The reason I was still fiddling with it even though it ain't broke was that the paint marks on the sprocket was really hiding the [ -- marks, so when I looked at it some more, it really seemed like the rear exhaust cam was off by one tooth: the classic mistake. So now it's all back to square one, and I have forever lost any proof that it was already wrong when I took it apart.

I want to use some paint thinner to remove those paint marks from the factory, and put on my own marks based on the [ -- markings on the sprockets.

What do the seasoned experts think? There's 95% chance the camshaft/crankshaft alignment is off by no more than 1 tooth right now, so I should be able to slip the belt back on and take it back to TDC with no interference. But is this the time to drain the coolant and oil, and then remove the camshafts and cylinder heads? I do have all the tools for that, and I even have the 1% accuracy Snap-On torque wrench to put the cylinder heads back on with new gasket and all. I've even spoken to Portflow Design, in person, about them doing a head refresh for this C32 engine, and I feel they can do a good job, since I did check the quality of their finished work right there at the factory. Although, what do I know about what constitutes good cylinder head work? Not much.
 
OOoooh noooo!

Since you only moved things a small fraction of a revolution, you should be able to put the crank back to TDC without being 1 revolution off. I would ever so gently move it and the cams back a few degrees at a time. Then, I would insert a 3/16" punch in the rear exhaust cam and 5 mm (or 13/64") punches in the other 3 cams to get them all back in place. Assuming the 3.2 crank gear are marked like my 3.0, you can then align the crank gear mark with the mark on the block. (but note, my crank was off by a "smidge" - about 1/16" from the marks aligning dead-on).

Of course, I'm not sure how you keep the cams from turning without backing out the tappet adjustments - unless you have a few helpers to slowly move each cam back into place with a box wrench and drop in the pin punches while you align the crank. :biggrin: Hmm - back out the tappet adjustment!

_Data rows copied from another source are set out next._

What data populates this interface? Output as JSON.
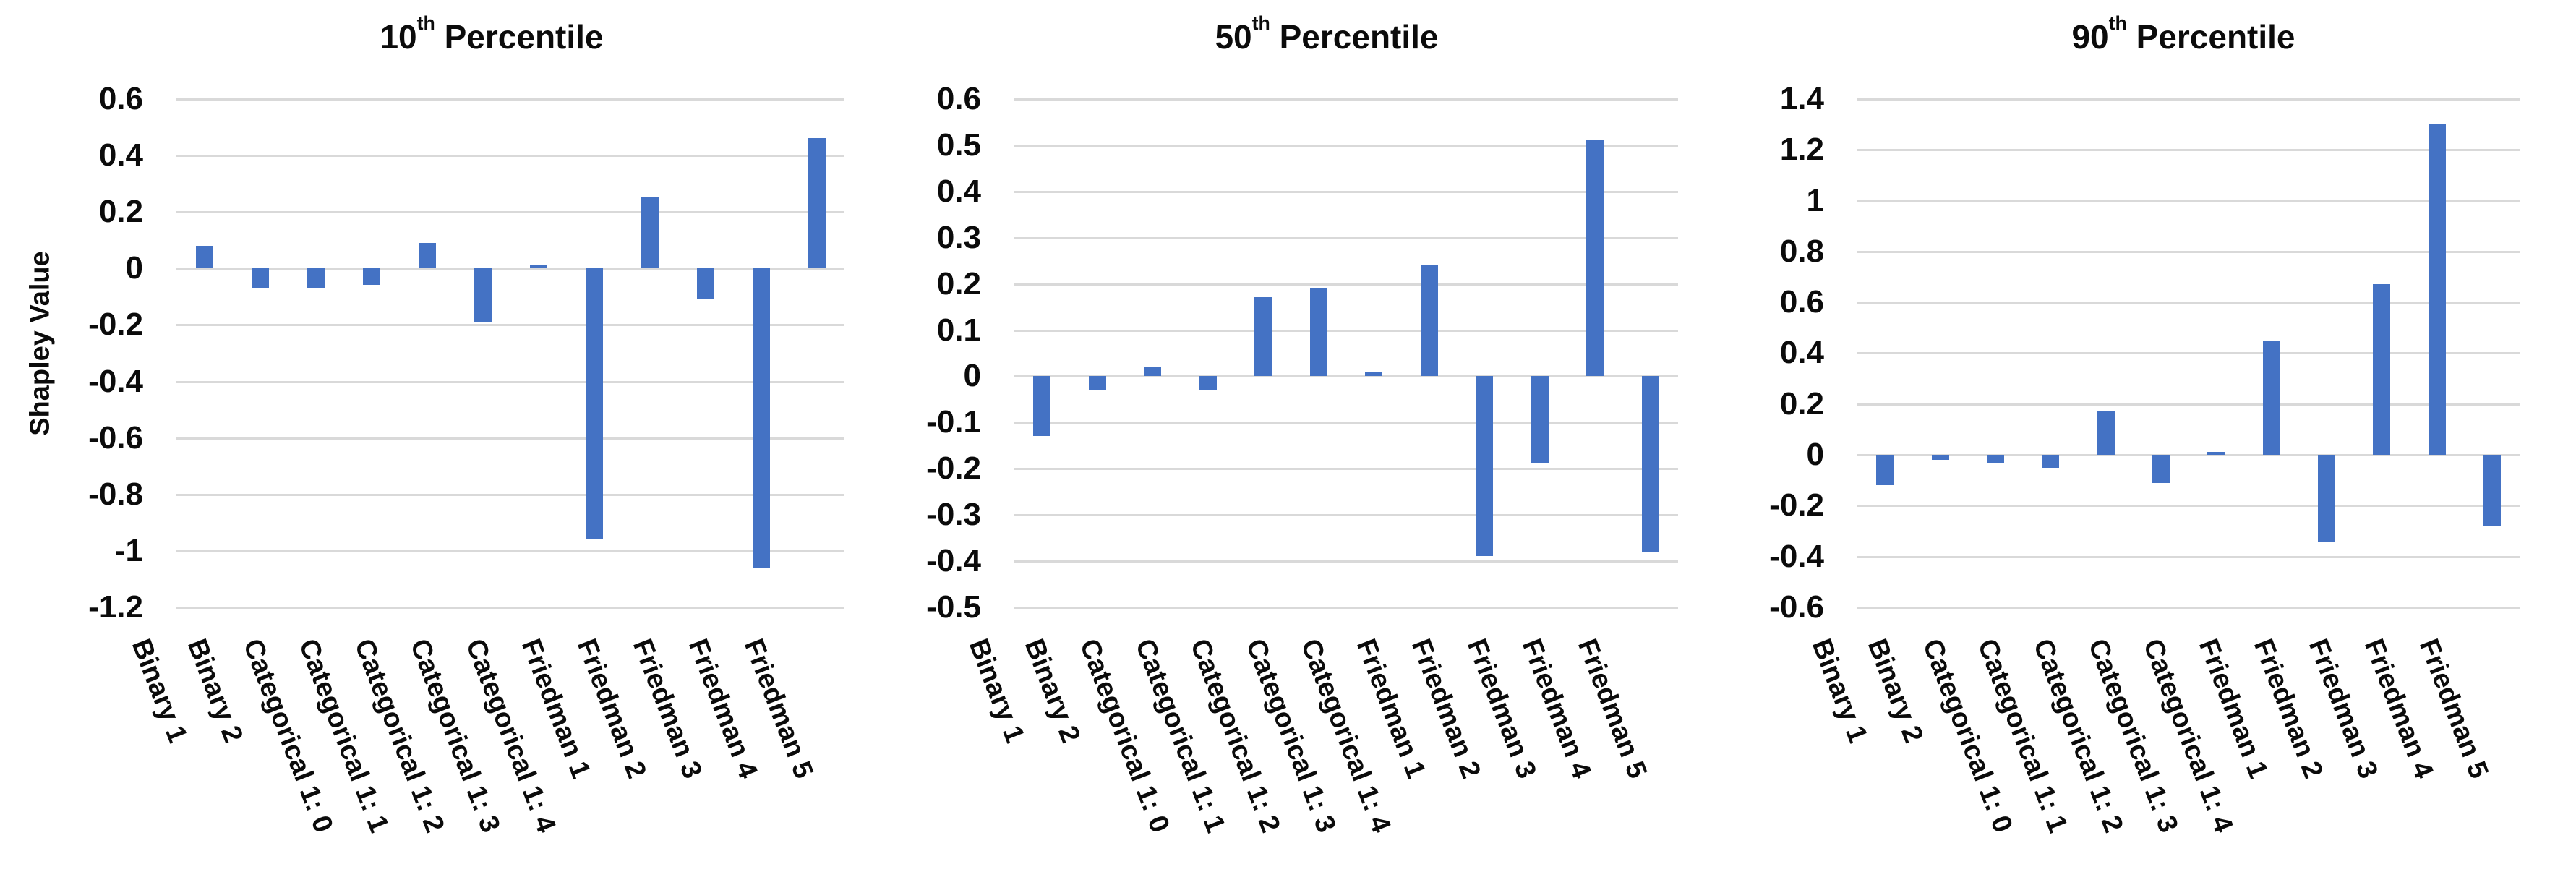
{
  "figure": {
    "ylabel": "Shapley Value",
    "bar_color": "#4472C4",
    "gridline_color": "#D9D9D9",
    "text_color": "#0b0b0b",
    "background_color": "#FFFFFF"
  },
  "categories": [
    "Binary 1",
    "Binary 2",
    "Categorical 1: 0",
    "Categorical 1: 1",
    "Categorical 1: 2",
    "Categorical 1: 3",
    "Categorical 1: 4",
    "Friedman 1",
    "Friedman 2",
    "Friedman 3",
    "Friedman 4",
    "Friedman 5"
  ],
  "chart_data": [
    {
      "type": "bar",
      "title": "10th Percentile",
      "title_num": "10",
      "title_sup": "th",
      "title_rest": " Percentile",
      "ylabel": "Shapley Value",
      "xlabel": "",
      "ylim": [
        -1.2,
        0.6
      ],
      "ytick_step": 0.2,
      "yticks": [
        0.6,
        0.4,
        0.2,
        0,
        -0.2,
        -0.4,
        -0.6,
        -0.8,
        -1,
        -1.2
      ],
      "grid": true,
      "legend": "none",
      "categories": [
        "Binary 1",
        "Binary 2",
        "Categorical 1: 0",
        "Categorical 1: 1",
        "Categorical 1: 2",
        "Categorical 1: 3",
        "Categorical 1: 4",
        "Friedman 1",
        "Friedman 2",
        "Friedman 3",
        "Friedman 4",
        "Friedman 5"
      ],
      "values": [
        0.08,
        -0.07,
        -0.07,
        -0.06,
        0.09,
        -0.19,
        0.01,
        -0.96,
        0.25,
        -0.11,
        -1.06,
        0.46
      ]
    },
    {
      "type": "bar",
      "title": "50th Percentile",
      "title_num": "50",
      "title_sup": "th",
      "title_rest": " Percentile",
      "ylabel": "",
      "xlabel": "",
      "ylim": [
        -0.5,
        0.6
      ],
      "ytick_step": 0.1,
      "yticks": [
        0.6,
        0.5,
        0.4,
        0.3,
        0.2,
        0.1,
        0,
        -0.1,
        -0.2,
        -0.3,
        -0.4,
        -0.5
      ],
      "grid": true,
      "legend": "none",
      "categories": [
        "Binary 1",
        "Binary 2",
        "Categorical 1: 0",
        "Categorical 1: 1",
        "Categorical 1: 2",
        "Categorical 1: 3",
        "Categorical 1: 4",
        "Friedman 1",
        "Friedman 2",
        "Friedman 3",
        "Friedman 4",
        "Friedman 5"
      ],
      "values": [
        -0.13,
        -0.03,
        0.02,
        -0.03,
        0.17,
        0.19,
        0.01,
        0.24,
        -0.39,
        -0.19,
        0.51,
        -0.38
      ]
    },
    {
      "type": "bar",
      "title": "90th Percentile",
      "title_num": "90",
      "title_sup": "th",
      "title_rest": " Percentile",
      "ylabel": "",
      "xlabel": "",
      "ylim": [
        -0.6,
        1.4
      ],
      "ytick_step": 0.2,
      "yticks": [
        1.4,
        1.2,
        1,
        0.8,
        0.6,
        0.4,
        0.2,
        0,
        -0.2,
        -0.4,
        -0.6
      ],
      "grid": true,
      "legend": "none",
      "categories": [
        "Binary 1",
        "Binary 2",
        "Categorical 1: 0",
        "Categorical 1: 1",
        "Categorical 1: 2",
        "Categorical 1: 3",
        "Categorical 1: 4",
        "Friedman 1",
        "Friedman 2",
        "Friedman 3",
        "Friedman 4",
        "Friedman 5"
      ],
      "values": [
        -0.12,
        -0.02,
        -0.03,
        -0.05,
        0.17,
        -0.11,
        0.01,
        0.45,
        -0.34,
        0.67,
        1.3,
        -0.28
      ]
    }
  ]
}
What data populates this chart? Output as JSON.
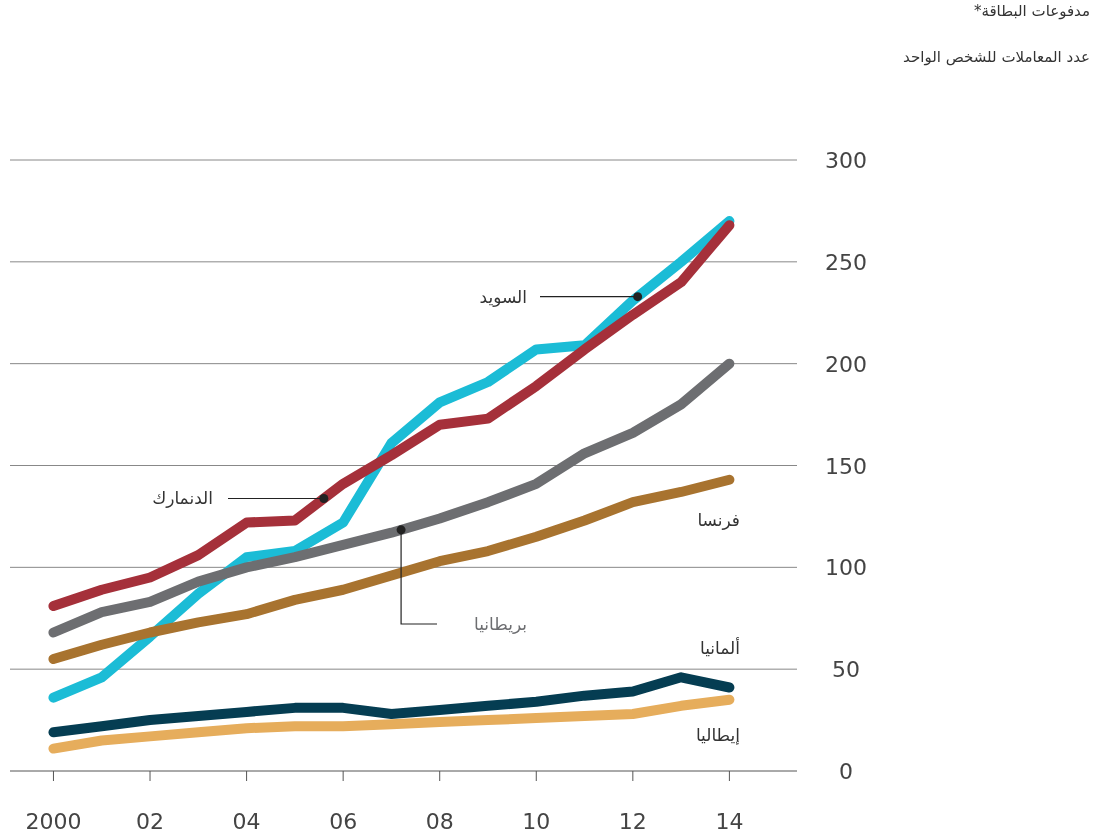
{
  "chart_data": {
    "type": "line",
    "title": "مدفوعات البطاقة*",
    "subtitle": "عدد المعاملات للشخص الواحد",
    "x": [
      2000,
      2001,
      2002,
      2003,
      2004,
      2005,
      2006,
      2007,
      2008,
      2009,
      2010,
      2011,
      2012,
      2013,
      2014
    ],
    "series": [
      {
        "name": "السويد",
        "color": "#1bbcd6",
        "values": [
          36,
          46,
          66,
          87,
          105,
          108,
          122,
          161,
          181,
          191,
          207,
          209,
          231,
          250,
          270
        ]
      },
      {
        "name": "الدنمارك",
        "color": "#a5303a",
        "values": [
          81,
          89,
          95,
          106,
          122,
          123,
          141,
          155,
          170,
          173,
          189,
          207,
          224,
          240,
          268
        ]
      },
      {
        "name": "بريطانيا",
        "color": "#6d6e71",
        "values": [
          68,
          78,
          83,
          93,
          100,
          105,
          111,
          117,
          124,
          132,
          141,
          156,
          166,
          180,
          200
        ]
      },
      {
        "name": "فرنسا",
        "color": "#a8732f",
        "values": [
          55,
          62,
          68,
          73,
          77,
          84,
          89,
          96,
          103,
          108,
          115,
          123,
          132,
          137,
          143
        ]
      },
      {
        "name": "ألمانيا",
        "color": "#053d52",
        "values": [
          19,
          22,
          25,
          27,
          29,
          31,
          31,
          28,
          30,
          32,
          34,
          37,
          39,
          46,
          41
        ]
      },
      {
        "name": "إيطاليا",
        "color": "#e6ad5c",
        "values": [
          11,
          15,
          17,
          19,
          21,
          22,
          22,
          23,
          24,
          25,
          26,
          27,
          28,
          32,
          35
        ]
      }
    ],
    "xlim": [
      1999.1,
      2015.4
    ],
    "ylim": [
      0,
      300
    ],
    "xticks": [
      2000,
      {
        "value": 2002,
        "label": "02"
      },
      {
        "value": 2004,
        "label": "04"
      },
      {
        "value": 2006,
        "label": "06"
      },
      {
        "value": 2008,
        "label": "08"
      },
      {
        "value": 2010,
        "label": "10"
      },
      {
        "value": 2012,
        "label": "12"
      },
      {
        "value": 2014,
        "label": "14"
      }
    ],
    "yticks": [
      0,
      50,
      100,
      150,
      200,
      250,
      300
    ],
    "grid": "y",
    "legend": false,
    "marker": "none",
    "line_style": "solid"
  }
}
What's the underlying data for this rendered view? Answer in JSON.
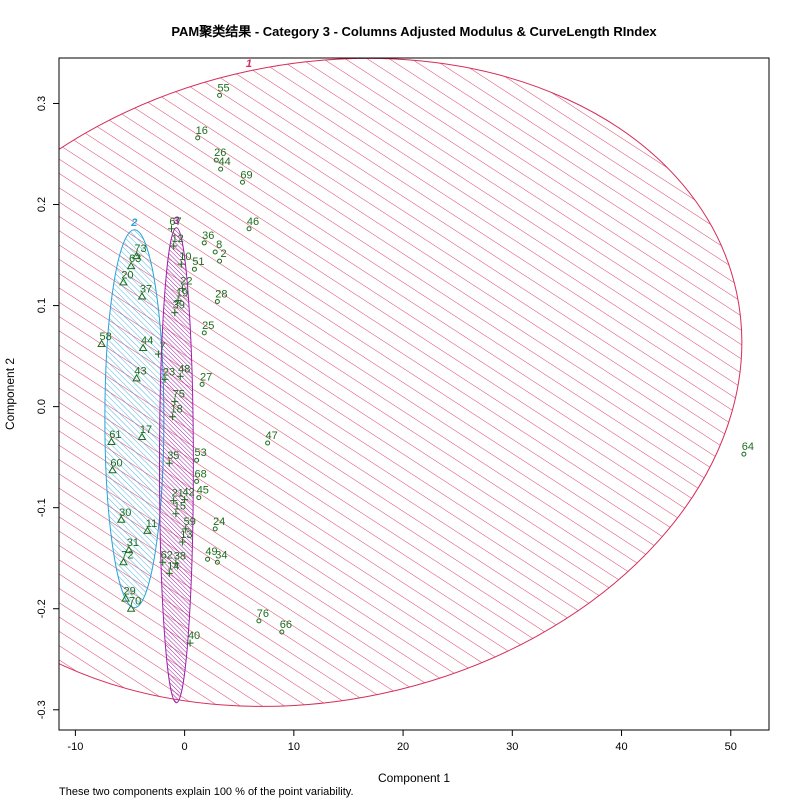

At the same time, if you are thinking about head work to get more performance, and not cringing at the $$$, go for it!

Gook luck.

Frank
 
The thing that really scares me is that you turned the crank back after the cam slipped. How did you know you weren't pushing the piston into the open valve? Coulda went either way. I wouldn't consider pulling the head just yet though. :)
 
The thing that really scares me is that you turned the crank back after the cam slipped. How did you know you weren't pushing the piston into the open valve?
My rationale was that since I knew the direction the crankshaft slipped (clock-wise), I wanted to restore that alignment , so I rotated crankshaft backward after removing timing belt. The camshafts did not rotate that much once the belt came off. Only the rear exhaust cam rotated slightly. The rest were held in place by friction. Remember, some lobes are pushing it one way and other lobes pushing the opposite way. Also, the valve springs aren't that strong, and the friction on the camshaft bearings are quite high in my case.

I read recently that the mechanics at Ramon's near here always loosen the tappet adjustments completely before removing the old timing belt.

Also, all this turning back and forth was done very gently, by hand on a 12" ratchet, and very slowly, so even if it did hit slightly, it was a very slow and mild hit.